Fico sempre comovida quando, em noite de Bolinhos e Bolinhós, num Outono já a desmaiar para o Inverno, recebemos figos secos como oferenda “para dar aos finados, que estão mortos e enterrados, à porta da vera cruz…”. Numa noite em que, alumiados pelas abóboras feitas candeias, pedimos por e para quem já partiu num apelo de proteção recíproca, são as crianças que se deliciam com os figos secos. As crianças… e os adultos que as acompanham. Gula, gula, gula… ou talvez não. Talvez reminiscências de um tempo antigo em que o figo seco era alimento pronto, seguro e disponível em alturas de fome, que o mesmo era dizer, em tempo de carestia de cereal com que se fazia o pão sagrado e o pão do quotidiano.
Era o figo seco companhia fiel da aguardente no mata-bicho que mais do que matar o bicho matava a fome logo pela manhã. Fora da primeira refeição da manhã, o figo seco adoçava a boca e servia de guloseima pela concentração de açúcares (glucose, frutose e sacarose) que se atingia com a secagem.
Não há nada que me saiba melhor do que receber uns figos secos na noite dos bolinhos e bolinhos. Frescos são fruta de pouca duração e por isso comidos com sofreguidão, secos são manjar e aconchego delicioso em noite fria. Nestas alturas fico sempre a pensar em como gostava de ser algarvia e ter à minha beira figos secos deliciosos e suculentos.
Gostava de viver naquele pedaço de terra, no dizer de Orlando Ribeiro, banhado pelo sol debaixo de um céu luminoso onde a menor humidade e maior temperatura fazem os figos mais doces. Daí a fama, daí o proveito.
Fama que, por terras algarvias, fez com que fosse este um dos produtos que mais dinamizava o movimento de exportação nos portos locais. A prática de secar os figos ao sol foi por isso apurada levando a que junto a cada casa existisse um almeixar (só a palavra leva-nos para o imaginário quente e exótico mourisco), ou seja, espaço soalheiro delimitado por um muro onde se espalhavam estes frutos em cimas de esteiras de funcho ou de canas delgadas para aí receberem o sol durante 4 a 6 dias.

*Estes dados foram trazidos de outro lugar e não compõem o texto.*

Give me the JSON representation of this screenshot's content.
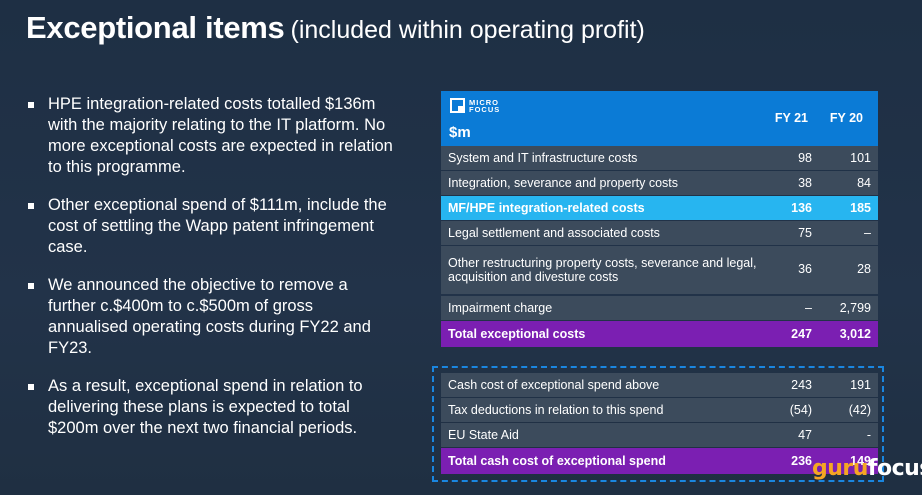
{
  "title": {
    "main": "Exceptional items",
    "sub": "(included within operating profit)"
  },
  "bullets": [
    "HPE integration-related costs totalled $136m with the majority relating to the IT platform. No more exceptional costs are expected in relation to this programme.",
    "Other exceptional spend of $111m, include the cost of settling the Wapp patent infringement case.",
    "We announced the objective to remove a further c.$400m to c.$500m of gross annualised operating costs during FY22 and FY23.",
    "As a result, exceptional spend in relation to delivering these plans is expected to total $200m over the next two financial periods."
  ],
  "table": {
    "logo_line1": "MICRO",
    "logo_line2": "FOCUS",
    "unit": "$m",
    "col1": "FY 21",
    "col2": "FY 20",
    "rows": [
      {
        "label": "System and IT infrastructure costs",
        "fy21": "98",
        "fy20": "101"
      },
      {
        "label": "Integration, severance and property costs",
        "fy21": "38",
        "fy20": "84"
      },
      {
        "label": "MF/HPE integration-related costs",
        "fy21": "136",
        "fy20": "185"
      },
      {
        "label": "Legal settlement and associated costs",
        "fy21": "75",
        "fy20": "–"
      },
      {
        "label": "Other restructuring property costs, severance and legal, acquisition and divesture costs",
        "fy21": "36",
        "fy20": "28"
      },
      {
        "label": "Impairment charge",
        "fy21": "–",
        "fy20": "2,799"
      },
      {
        "label": "Total exceptional costs",
        "fy21": "247",
        "fy20": "3,012"
      }
    ],
    "cash_rows": [
      {
        "label": "Cash cost of exceptional spend above",
        "fy21": "243",
        "fy20": "191"
      },
      {
        "label": "Tax deductions in relation to this spend",
        "fy21": "(54)",
        "fy20": "(42)"
      },
      {
        "label": "EU State Aid",
        "fy21": "47",
        "fy20": "-"
      },
      {
        "label": "Total cash cost of exceptional spend",
        "fy21": "236",
        "fy20": "149"
      }
    ]
  },
  "watermark": {
    "part1": "guru",
    "part2": "focus"
  },
  "colors": {
    "header_blue": "#0b7bd6",
    "highlight_cyan": "#27b5f0",
    "total_purple": "#7b1fb2",
    "row_gray": "#3c4b5c"
  }
}
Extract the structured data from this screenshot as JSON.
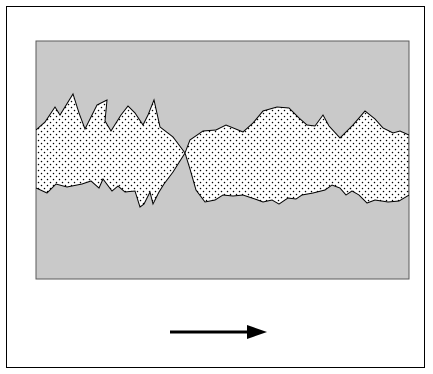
{
  "diagram": {
    "colors": {
      "outer_border": "#000000",
      "fill_background": "#c9c9c9",
      "panel_border": "#5a5a5a",
      "fracture_fill": "#ffffff",
      "fracture_stroke": "#000000",
      "dot_color": "#000000",
      "arrow_color": "#000000"
    },
    "icons": {
      "direction": "arrow-right-icon"
    }
  }
}
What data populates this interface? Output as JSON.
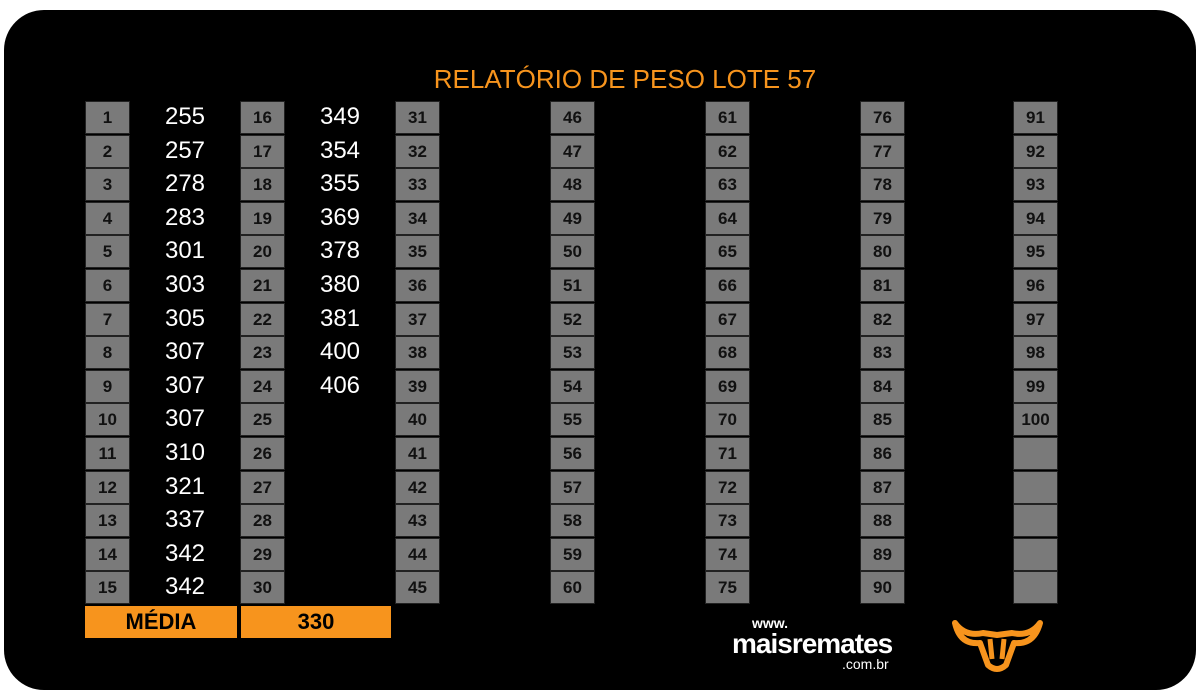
{
  "header": {
    "title": "RELATÓRIO DE PESO LOTE 57"
  },
  "table": {
    "columns": [
      {
        "numbers": [
          1,
          2,
          3,
          4,
          5,
          6,
          7,
          8,
          9,
          10,
          11,
          12,
          13,
          14,
          15
        ],
        "weights": [
          255,
          257,
          278,
          283,
          301,
          303,
          305,
          307,
          307,
          307,
          310,
          321,
          337,
          342,
          342
        ]
      },
      {
        "numbers": [
          16,
          17,
          18,
          19,
          20,
          21,
          22,
          23,
          24,
          25,
          26,
          27,
          28,
          29,
          30
        ],
        "weights": [
          349,
          354,
          355,
          369,
          378,
          380,
          381,
          400,
          406
        ]
      },
      {
        "numbers": [
          31,
          32,
          33,
          34,
          35,
          36,
          37,
          38,
          39,
          40,
          41,
          42,
          43,
          44,
          45
        ]
      },
      {
        "numbers": [
          46,
          47,
          48,
          49,
          50,
          51,
          52,
          53,
          54,
          55,
          56,
          57,
          58,
          59,
          60
        ]
      },
      {
        "numbers": [
          61,
          62,
          63,
          64,
          65,
          66,
          67,
          68,
          69,
          70,
          71,
          72,
          73,
          74,
          75
        ]
      },
      {
        "numbers": [
          76,
          77,
          78,
          79,
          80,
          81,
          82,
          83,
          84,
          85,
          86,
          87,
          88,
          89,
          90
        ]
      },
      {
        "numbers": [
          91,
          92,
          93,
          94,
          95,
          96,
          97,
          98,
          99,
          100
        ]
      }
    ]
  },
  "footer": {
    "average_label": "MÉDIA",
    "average": 330
  },
  "logo": {
    "prefix": "www.",
    "name": "maisremates",
    "suffix": ".com.br"
  }
}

Se apertados entre os dedos os figos não rachassem era sinal de que estão prontos para serem recolhidos, de outro modo, deviam ficar mais algum tempo a secar.
Mas se estes já são uma riqueza, que dizer das Estrelas de Figos e dos Figos Cheios de Olhão? Mimos do aprimoramento culinário, as primeiras são feitas com figos secos abertos em forma de estrela e decorados com amêndoas nas pontas. Por cima, coloca-se outro figo aberto e fica uma deliciosa Estrela de Figo. Os segundos são figos secos recheados com amêndoa, açúcar, chocolate, canela e erva-doce. Depois de feitos são embrulhados em papel branco franjado a imitar uma réstea de alhos. Estes últimos bem calóricos, são sobretudo o resultado de uma imaginação profícua e de uma arte regalada já que a forma como se apresentam embrulhados é de uma criatividade ainda mais deliciosa que o seu sabor.
Fama e proveito. Contam as crónicas da ousada conquista do mar a história de Jorge Pires de Almada, marinheiro devoto mas muito mais amante de figos do Algarve. Dizem que já com os mastros partidos e com as velas rotas, este marinheiro certo da desgraça em vez de rezar pela alma agarrado a um crucifixo, optou por se deliciar com uma talega de figos que foi saboreando calmamente até ao último exemplar. Conta-se que ia dizendo: “morra Marta, morra farta!”. É por estas e por outras que gosto de ter em mim um bocadinho deste Portugal tão delicioso.